37 Signals does A/B testing for Basecamp and gets very different results

(written by lawrence krubner, however indented passages are often quotes). You can contact lawrence at: lawrence@krubner.com, or follow me on Twitter.

Very interesting:

Designers, you’ve been in critiques where Clients, Art Directors, Creative Directors, Project Managers, Copywriters, Executive Assistants, and other Designers have picked apart your work. You listened with agony when they questioned your choice of this shade of red or this typeface. You winced when they said that photograph wasn’t “right”. Your vision is already changing based on a series of opinions!

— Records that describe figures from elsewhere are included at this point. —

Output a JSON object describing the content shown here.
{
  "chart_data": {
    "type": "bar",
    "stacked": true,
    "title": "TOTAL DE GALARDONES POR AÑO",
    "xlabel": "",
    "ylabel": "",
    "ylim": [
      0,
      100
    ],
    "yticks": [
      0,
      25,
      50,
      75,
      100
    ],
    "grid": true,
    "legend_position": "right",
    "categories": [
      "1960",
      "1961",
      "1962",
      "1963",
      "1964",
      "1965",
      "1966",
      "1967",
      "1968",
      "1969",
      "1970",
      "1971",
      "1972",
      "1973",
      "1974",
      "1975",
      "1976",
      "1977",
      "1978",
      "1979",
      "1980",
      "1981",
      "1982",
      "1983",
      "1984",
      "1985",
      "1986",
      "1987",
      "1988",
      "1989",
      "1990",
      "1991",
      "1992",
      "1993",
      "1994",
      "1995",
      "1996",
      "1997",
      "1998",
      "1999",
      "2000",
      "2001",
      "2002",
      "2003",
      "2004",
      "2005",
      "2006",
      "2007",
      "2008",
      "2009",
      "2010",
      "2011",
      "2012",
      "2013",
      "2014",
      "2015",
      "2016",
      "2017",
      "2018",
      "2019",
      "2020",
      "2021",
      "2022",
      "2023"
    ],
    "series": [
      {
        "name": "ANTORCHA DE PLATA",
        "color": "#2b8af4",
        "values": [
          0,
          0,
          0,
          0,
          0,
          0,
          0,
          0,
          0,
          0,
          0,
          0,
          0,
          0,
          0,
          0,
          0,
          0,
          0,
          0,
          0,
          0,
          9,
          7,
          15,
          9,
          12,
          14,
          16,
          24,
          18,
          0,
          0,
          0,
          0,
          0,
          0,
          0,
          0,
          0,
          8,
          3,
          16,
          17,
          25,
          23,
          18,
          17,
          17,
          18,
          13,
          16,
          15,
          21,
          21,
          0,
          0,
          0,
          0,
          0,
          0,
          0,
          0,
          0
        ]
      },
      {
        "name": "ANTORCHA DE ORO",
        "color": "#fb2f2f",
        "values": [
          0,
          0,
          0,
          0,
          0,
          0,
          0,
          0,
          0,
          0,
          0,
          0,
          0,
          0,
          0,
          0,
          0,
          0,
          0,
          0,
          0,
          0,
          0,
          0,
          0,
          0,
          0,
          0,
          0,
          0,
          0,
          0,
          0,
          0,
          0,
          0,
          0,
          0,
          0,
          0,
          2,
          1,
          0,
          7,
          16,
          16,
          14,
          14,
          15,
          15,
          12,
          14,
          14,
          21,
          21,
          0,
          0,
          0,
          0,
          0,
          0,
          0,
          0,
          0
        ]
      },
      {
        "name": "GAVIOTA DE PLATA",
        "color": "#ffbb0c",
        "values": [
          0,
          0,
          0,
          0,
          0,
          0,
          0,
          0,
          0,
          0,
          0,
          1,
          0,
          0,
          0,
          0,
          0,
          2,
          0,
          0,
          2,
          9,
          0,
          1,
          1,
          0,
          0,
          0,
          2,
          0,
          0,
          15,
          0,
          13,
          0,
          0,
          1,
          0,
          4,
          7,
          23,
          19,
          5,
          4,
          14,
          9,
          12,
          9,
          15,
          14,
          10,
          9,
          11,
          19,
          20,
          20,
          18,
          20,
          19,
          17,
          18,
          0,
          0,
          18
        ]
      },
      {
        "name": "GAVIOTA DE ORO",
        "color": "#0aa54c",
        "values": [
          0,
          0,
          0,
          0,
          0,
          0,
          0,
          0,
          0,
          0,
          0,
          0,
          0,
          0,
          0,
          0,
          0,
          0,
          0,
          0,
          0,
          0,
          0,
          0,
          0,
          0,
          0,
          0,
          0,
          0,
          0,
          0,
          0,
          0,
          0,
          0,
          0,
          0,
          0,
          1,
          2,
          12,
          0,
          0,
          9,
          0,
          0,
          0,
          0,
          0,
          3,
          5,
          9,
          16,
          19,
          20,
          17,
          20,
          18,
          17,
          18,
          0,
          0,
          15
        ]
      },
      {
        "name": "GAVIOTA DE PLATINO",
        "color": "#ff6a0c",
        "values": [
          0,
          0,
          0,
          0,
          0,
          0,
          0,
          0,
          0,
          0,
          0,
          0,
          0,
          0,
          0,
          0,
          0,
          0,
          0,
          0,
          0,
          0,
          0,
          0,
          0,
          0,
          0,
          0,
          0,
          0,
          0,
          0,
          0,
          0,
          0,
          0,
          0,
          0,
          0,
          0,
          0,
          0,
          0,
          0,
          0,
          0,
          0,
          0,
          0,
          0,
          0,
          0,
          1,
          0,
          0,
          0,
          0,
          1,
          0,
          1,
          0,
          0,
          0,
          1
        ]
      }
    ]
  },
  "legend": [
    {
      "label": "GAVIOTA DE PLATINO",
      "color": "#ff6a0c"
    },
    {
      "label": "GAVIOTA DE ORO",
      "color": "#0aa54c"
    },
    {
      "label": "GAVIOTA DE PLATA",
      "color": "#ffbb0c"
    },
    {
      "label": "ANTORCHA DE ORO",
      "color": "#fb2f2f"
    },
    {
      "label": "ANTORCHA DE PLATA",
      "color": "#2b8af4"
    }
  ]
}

Next time say, “I hear your concern about the shade of red. Why don’t we test that? I feel strongly about the color red, but it sounds like you need to be convinced it won’t affect X.”

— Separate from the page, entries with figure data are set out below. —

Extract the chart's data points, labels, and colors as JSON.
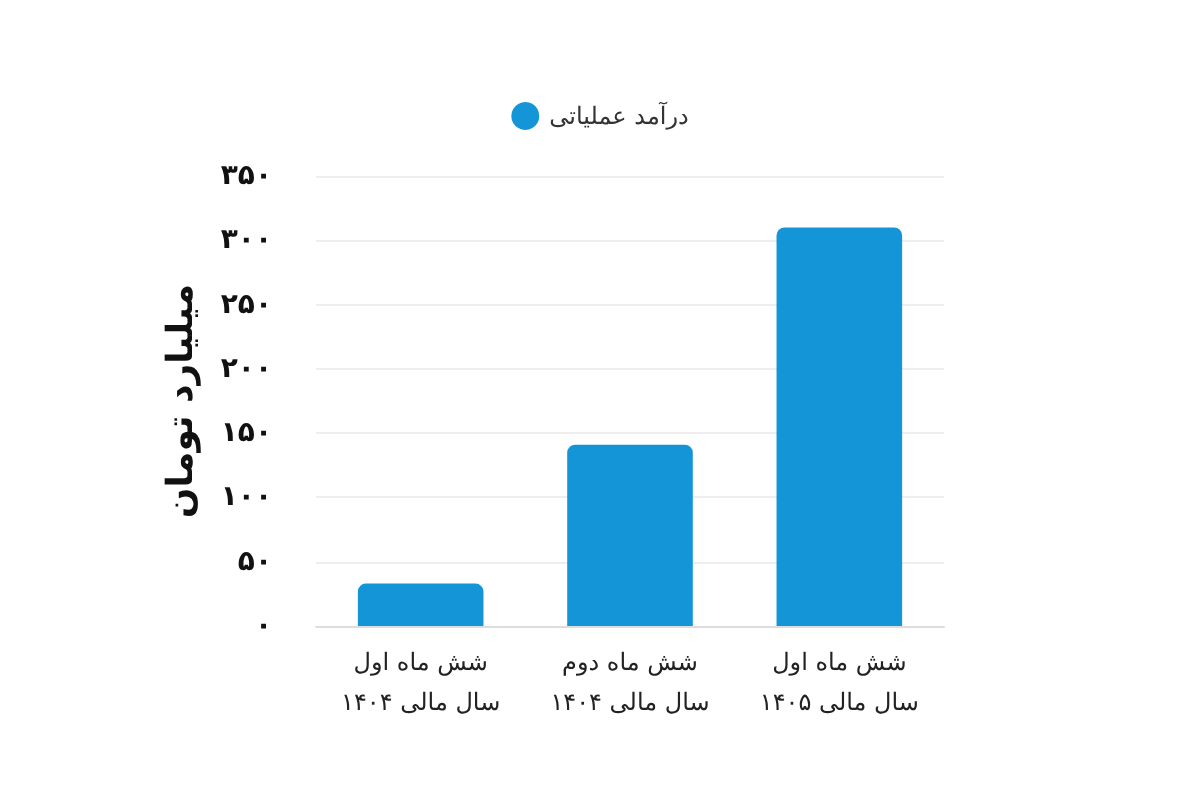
{
  "chart_data": {
    "type": "bar",
    "categories": [
      "شش ماه اول\nسال مالی ۱۴۰۴",
      "شش ماه دوم\nسال مالی ۱۴۰۴",
      "شش ماه اول\nسال مالی ۱۴۰۵"
    ],
    "series": [
      {
        "name": "درآمد عملیاتی",
        "color": "#1395d8",
        "values": [
          33,
          141,
          310
        ]
      }
    ],
    "ylabel": "میلیارد تومان",
    "ylim": [
      0,
      350
    ],
    "yticks": [
      {
        "value": 0,
        "label": "۰"
      },
      {
        "value": 50,
        "label": "۵۰"
      },
      {
        "value": 100,
        "label": "۱۰۰"
      },
      {
        "value": 150,
        "label": "۱۵۰"
      },
      {
        "value": 200,
        "label": "۲۰۰"
      },
      {
        "value": 250,
        "label": "۲۵۰"
      },
      {
        "value": 300,
        "label": "۳۰۰"
      },
      {
        "value": 350,
        "label": "۳۵۰"
      }
    ],
    "grid": "y",
    "legend": "top"
  }
}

Increasing our Signups through A/B Testing
A few weeks ago Noah and I talked about the testing we’ve been doing with the Highrise marketing site. Here’s a summary of the findings we posted:

37.5% more people signed up for Highrise with the Long Form design.

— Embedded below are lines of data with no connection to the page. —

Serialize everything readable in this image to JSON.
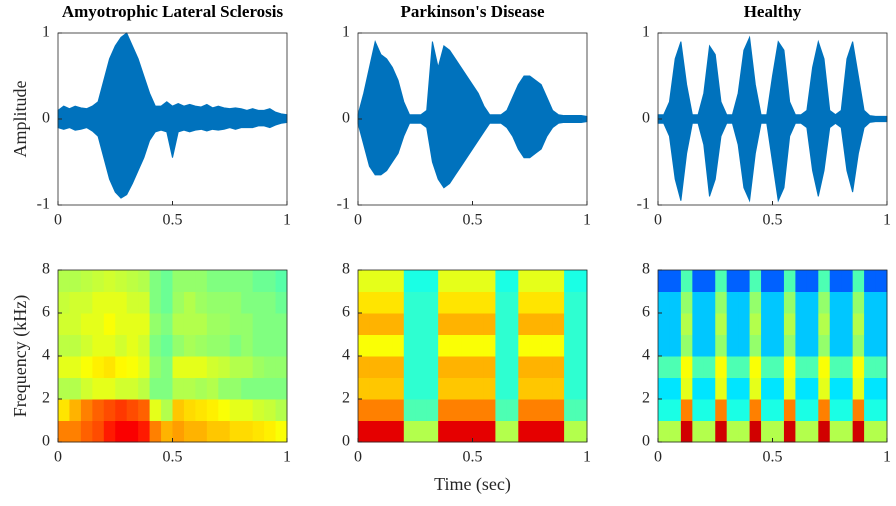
{
  "chart_data": [
    {
      "type": "waveform",
      "title": "Amyotrophic Lateral Sclerosis",
      "ylabel": "Amplitude",
      "color": "#0072bd",
      "xlim": [
        0,
        1
      ],
      "ylim": [
        -1,
        1
      ],
      "xticks": [
        0,
        0.5,
        1
      ],
      "yticks": [
        -1,
        0,
        1
      ],
      "x": [
        0,
        0.025,
        0.05,
        0.075,
        0.1,
        0.125,
        0.15,
        0.175,
        0.2,
        0.225,
        0.25,
        0.275,
        0.3,
        0.325,
        0.35,
        0.375,
        0.4,
        0.425,
        0.45,
        0.475,
        0.5,
        0.525,
        0.55,
        0.575,
        0.6,
        0.625,
        0.65,
        0.675,
        0.7,
        0.725,
        0.75,
        0.775,
        0.8,
        0.825,
        0.85,
        0.875,
        0.9,
        0.925,
        0.95,
        0.975,
        1
      ],
      "upper": [
        0.1,
        0.15,
        0.12,
        0.15,
        0.13,
        0.12,
        0.15,
        0.2,
        0.45,
        0.7,
        0.85,
        0.95,
        1.0,
        0.85,
        0.7,
        0.5,
        0.3,
        0.15,
        0.15,
        0.2,
        0.15,
        0.18,
        0.15,
        0.17,
        0.15,
        0.14,
        0.17,
        0.13,
        0.15,
        0.13,
        0.12,
        0.13,
        0.12,
        0.1,
        0.12,
        0.1,
        0.1,
        0.12,
        0.08,
        0.06,
        0.05
      ],
      "lower": [
        -0.1,
        -0.12,
        -0.1,
        -0.13,
        -0.12,
        -0.1,
        -0.14,
        -0.2,
        -0.45,
        -0.7,
        -0.85,
        -0.92,
        -0.88,
        -0.75,
        -0.6,
        -0.45,
        -0.25,
        -0.15,
        -0.13,
        -0.15,
        -0.45,
        -0.15,
        -0.13,
        -0.15,
        -0.13,
        -0.12,
        -0.14,
        -0.12,
        -0.13,
        -0.12,
        -0.1,
        -0.12,
        -0.1,
        -0.1,
        -0.1,
        -0.08,
        -0.08,
        -0.1,
        -0.07,
        -0.05,
        -0.04
      ]
    },
    {
      "type": "waveform",
      "title": "Parkinson's Disease",
      "color": "#0072bd",
      "xlim": [
        0,
        1
      ],
      "ylim": [
        -1,
        1
      ],
      "xticks": [
        0,
        0.5,
        1
      ],
      "yticks": [
        -1,
        0,
        1
      ],
      "x": [
        0,
        0.025,
        0.05,
        0.075,
        0.1,
        0.125,
        0.15,
        0.175,
        0.2,
        0.225,
        0.25,
        0.275,
        0.3,
        0.325,
        0.35,
        0.375,
        0.4,
        0.425,
        0.45,
        0.475,
        0.5,
        0.525,
        0.55,
        0.575,
        0.6,
        0.625,
        0.65,
        0.675,
        0.7,
        0.725,
        0.75,
        0.775,
        0.8,
        0.825,
        0.85,
        0.875,
        0.9,
        0.925,
        0.95,
        0.975,
        1
      ],
      "upper": [
        0.05,
        0.3,
        0.6,
        0.9,
        0.75,
        0.7,
        0.6,
        0.45,
        0.2,
        0.05,
        0.05,
        0.05,
        0.1,
        0.9,
        0.6,
        0.85,
        0.8,
        0.7,
        0.6,
        0.5,
        0.4,
        0.3,
        0.15,
        0.05,
        0.05,
        0.05,
        0.1,
        0.25,
        0.4,
        0.5,
        0.5,
        0.45,
        0.4,
        0.25,
        0.1,
        0.05,
        0.04,
        0.04,
        0.04,
        0.04,
        0.03
      ],
      "lower": [
        -0.05,
        -0.3,
        -0.55,
        -0.65,
        -0.65,
        -0.6,
        -0.5,
        -0.4,
        -0.2,
        -0.05,
        -0.05,
        -0.05,
        -0.1,
        -0.5,
        -0.7,
        -0.8,
        -0.75,
        -0.65,
        -0.55,
        -0.45,
        -0.35,
        -0.25,
        -0.15,
        -0.05,
        -0.05,
        -0.05,
        -0.1,
        -0.2,
        -0.35,
        -0.45,
        -0.45,
        -0.4,
        -0.35,
        -0.2,
        -0.1,
        -0.05,
        -0.04,
        -0.04,
        -0.04,
        -0.04,
        -0.03
      ]
    },
    {
      "type": "waveform",
      "title": "Healthy",
      "color": "#0072bd",
      "xlim": [
        0,
        1
      ],
      "ylim": [
        -1,
        1
      ],
      "xticks": [
        0,
        0.5,
        1
      ],
      "yticks": [
        -1,
        0,
        1
      ],
      "x": [
        0,
        0.025,
        0.05,
        0.075,
        0.1,
        0.125,
        0.15,
        0.175,
        0.2,
        0.225,
        0.25,
        0.275,
        0.3,
        0.325,
        0.35,
        0.375,
        0.4,
        0.425,
        0.45,
        0.475,
        0.5,
        0.525,
        0.55,
        0.575,
        0.6,
        0.625,
        0.65,
        0.675,
        0.7,
        0.725,
        0.75,
        0.775,
        0.8,
        0.825,
        0.85,
        0.875,
        0.9,
        0.925,
        0.95,
        0.975,
        1
      ],
      "upper": [
        0.05,
        0.05,
        0.2,
        0.7,
        0.9,
        0.4,
        0.05,
        0.05,
        0.3,
        0.85,
        0.75,
        0.2,
        0.05,
        0.05,
        0.3,
        0.8,
        0.95,
        0.4,
        0.05,
        0.05,
        0.5,
        0.9,
        0.8,
        0.2,
        0.05,
        0.05,
        0.1,
        0.6,
        0.9,
        0.7,
        0.1,
        0.05,
        0.1,
        0.7,
        0.9,
        0.5,
        0.1,
        0.04,
        0.03,
        0.03,
        0.03
      ],
      "lower": [
        -0.05,
        -0.05,
        -0.2,
        -0.7,
        -0.95,
        -0.4,
        -0.05,
        -0.05,
        -0.3,
        -0.9,
        -0.7,
        -0.2,
        -0.05,
        -0.05,
        -0.3,
        -0.8,
        -0.95,
        -0.4,
        -0.05,
        -0.05,
        -0.5,
        -0.95,
        -0.8,
        -0.2,
        -0.05,
        -0.05,
        -0.1,
        -0.6,
        -0.9,
        -0.6,
        -0.1,
        -0.05,
        -0.1,
        -0.6,
        -0.85,
        -0.4,
        -0.1,
        -0.04,
        -0.03,
        -0.03,
        -0.03
      ]
    },
    {
      "type": "heatmap",
      "ylabel": "Frequency (kHz)",
      "xlim": [
        0,
        1
      ],
      "ylim": [
        0,
        8
      ],
      "xticks": [
        0,
        0.5,
        1
      ],
      "yticks": [
        0,
        2,
        4,
        6,
        8
      ],
      "z": [
        [
          0.75,
          0.75,
          0.78,
          0.8,
          0.85,
          0.88,
          0.88,
          0.85,
          0.75,
          0.7,
          0.72,
          0.7,
          0.7,
          0.68,
          0.68,
          0.66,
          0.66,
          0.65,
          0.64,
          0.62
        ],
        [
          0.65,
          0.7,
          0.75,
          0.78,
          0.8,
          0.82,
          0.8,
          0.78,
          0.6,
          0.55,
          0.68,
          0.66,
          0.65,
          0.64,
          0.62,
          0.6,
          0.6,
          0.58,
          0.57,
          0.55
        ],
        [
          0.55,
          0.55,
          0.58,
          0.6,
          0.6,
          0.58,
          0.58,
          0.56,
          0.5,
          0.5,
          0.55,
          0.55,
          0.54,
          0.55,
          0.52,
          0.52,
          0.5,
          0.5,
          0.5,
          0.5
        ],
        [
          0.6,
          0.6,
          0.62,
          0.64,
          0.65,
          0.63,
          0.62,
          0.6,
          0.52,
          0.5,
          0.6,
          0.6,
          0.6,
          0.58,
          0.57,
          0.55,
          0.55,
          0.53,
          0.52,
          0.52
        ],
        [
          0.56,
          0.56,
          0.58,
          0.6,
          0.6,
          0.58,
          0.6,
          0.58,
          0.5,
          0.48,
          0.52,
          0.54,
          0.53,
          0.52,
          0.52,
          0.5,
          0.52,
          0.5,
          0.5,
          0.5
        ],
        [
          0.58,
          0.58,
          0.6,
          0.6,
          0.62,
          0.6,
          0.6,
          0.6,
          0.52,
          0.5,
          0.55,
          0.55,
          0.55,
          0.53,
          0.53,
          0.52,
          0.52,
          0.5,
          0.5,
          0.5
        ],
        [
          0.57,
          0.58,
          0.58,
          0.6,
          0.6,
          0.6,
          0.58,
          0.58,
          0.5,
          0.48,
          0.53,
          0.55,
          0.53,
          0.52,
          0.52,
          0.52,
          0.5,
          0.5,
          0.5,
          0.48
        ],
        [
          0.55,
          0.55,
          0.56,
          0.57,
          0.58,
          0.57,
          0.56,
          0.55,
          0.5,
          0.48,
          0.52,
          0.52,
          0.52,
          0.5,
          0.5,
          0.5,
          0.5,
          0.48,
          0.48,
          0.46
        ]
      ]
    },
    {
      "type": "heatmap",
      "xlabel": "Time (sec)",
      "xlim": [
        0,
        1
      ],
      "ylim": [
        0,
        8
      ],
      "xticks": [
        0,
        0.5,
        1
      ],
      "yticks": [
        0,
        2,
        4,
        6,
        8
      ],
      "z": [
        [
          0.9,
          0.9,
          0.9,
          0.9,
          0.55,
          0.55,
          0.55,
          0.9,
          0.9,
          0.9,
          0.9,
          0.9,
          0.55,
          0.55,
          0.9,
          0.9,
          0.9,
          0.9,
          0.55,
          0.55
        ],
        [
          0.75,
          0.75,
          0.75,
          0.75,
          0.45,
          0.45,
          0.45,
          0.75,
          0.75,
          0.75,
          0.75,
          0.75,
          0.45,
          0.45,
          0.75,
          0.75,
          0.75,
          0.75,
          0.45,
          0.45
        ],
        [
          0.68,
          0.68,
          0.68,
          0.68,
          0.42,
          0.42,
          0.42,
          0.68,
          0.68,
          0.68,
          0.68,
          0.68,
          0.42,
          0.42,
          0.68,
          0.68,
          0.68,
          0.68,
          0.42,
          0.42
        ],
        [
          0.7,
          0.7,
          0.7,
          0.7,
          0.42,
          0.42,
          0.42,
          0.7,
          0.7,
          0.7,
          0.7,
          0.7,
          0.42,
          0.42,
          0.7,
          0.7,
          0.7,
          0.7,
          0.42,
          0.42
        ],
        [
          0.62,
          0.62,
          0.62,
          0.62,
          0.42,
          0.42,
          0.42,
          0.62,
          0.62,
          0.62,
          0.62,
          0.62,
          0.42,
          0.42,
          0.62,
          0.62,
          0.62,
          0.62,
          0.42,
          0.42
        ],
        [
          0.7,
          0.7,
          0.7,
          0.7,
          0.42,
          0.42,
          0.42,
          0.7,
          0.7,
          0.7,
          0.7,
          0.7,
          0.42,
          0.42,
          0.7,
          0.7,
          0.7,
          0.7,
          0.42,
          0.42
        ],
        [
          0.65,
          0.65,
          0.65,
          0.65,
          0.42,
          0.42,
          0.42,
          0.65,
          0.65,
          0.65,
          0.65,
          0.65,
          0.42,
          0.42,
          0.65,
          0.65,
          0.65,
          0.65,
          0.42,
          0.42
        ],
        [
          0.6,
          0.6,
          0.6,
          0.6,
          0.4,
          0.4,
          0.4,
          0.6,
          0.6,
          0.6,
          0.6,
          0.6,
          0.4,
          0.4,
          0.6,
          0.6,
          0.6,
          0.6,
          0.4,
          0.4
        ]
      ]
    },
    {
      "type": "heatmap",
      "xlim": [
        0,
        1
      ],
      "ylim": [
        0,
        8
      ],
      "xticks": [
        0,
        0.5,
        1
      ],
      "yticks": [
        0,
        2,
        4,
        6,
        8
      ],
      "z": [
        [
          0.55,
          0.55,
          0.92,
          0.55,
          0.55,
          0.92,
          0.55,
          0.55,
          0.92,
          0.55,
          0.55,
          0.92,
          0.55,
          0.55,
          0.92,
          0.55,
          0.55,
          0.92,
          0.55,
          0.55
        ],
        [
          0.4,
          0.4,
          0.75,
          0.4,
          0.4,
          0.75,
          0.4,
          0.4,
          0.75,
          0.4,
          0.4,
          0.75,
          0.4,
          0.4,
          0.75,
          0.4,
          0.4,
          0.75,
          0.4,
          0.4
        ],
        [
          0.35,
          0.35,
          0.6,
          0.35,
          0.35,
          0.6,
          0.35,
          0.35,
          0.6,
          0.35,
          0.35,
          0.6,
          0.35,
          0.35,
          0.6,
          0.35,
          0.35,
          0.6,
          0.35,
          0.35
        ],
        [
          0.45,
          0.45,
          0.62,
          0.45,
          0.45,
          0.62,
          0.45,
          0.45,
          0.62,
          0.45,
          0.45,
          0.62,
          0.45,
          0.45,
          0.62,
          0.45,
          0.45,
          0.62,
          0.45,
          0.45
        ],
        [
          0.32,
          0.32,
          0.52,
          0.32,
          0.32,
          0.52,
          0.32,
          0.32,
          0.52,
          0.32,
          0.32,
          0.52,
          0.32,
          0.32,
          0.52,
          0.32,
          0.32,
          0.52,
          0.32,
          0.32
        ],
        [
          0.32,
          0.32,
          0.55,
          0.32,
          0.32,
          0.55,
          0.32,
          0.32,
          0.55,
          0.32,
          0.32,
          0.55,
          0.32,
          0.32,
          0.55,
          0.32,
          0.32,
          0.55,
          0.32,
          0.32
        ],
        [
          0.32,
          0.32,
          0.52,
          0.32,
          0.32,
          0.52,
          0.32,
          0.32,
          0.52,
          0.32,
          0.32,
          0.52,
          0.32,
          0.32,
          0.52,
          0.32,
          0.32,
          0.52,
          0.32,
          0.32
        ],
        [
          0.22,
          0.22,
          0.45,
          0.22,
          0.22,
          0.45,
          0.22,
          0.22,
          0.45,
          0.22,
          0.22,
          0.45,
          0.22,
          0.22,
          0.45,
          0.22,
          0.22,
          0.45,
          0.22,
          0.22
        ]
      ]
    }
  ]
}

Jason Fried’s mantra while testing was: We need to test radically different things. We don’t know what works. Destroy all assumptions. We need to find what works and keep iterating—keep learning. (I’m paraphrasing here…) We tried out a radically different design with these results:

The Person Page was far shorter. There was less information about Highrise. However it had a 47% percent increase in paid signups than the Long Form design. Why exactly was the Person Page working? What might happen if we added more information to the bottom?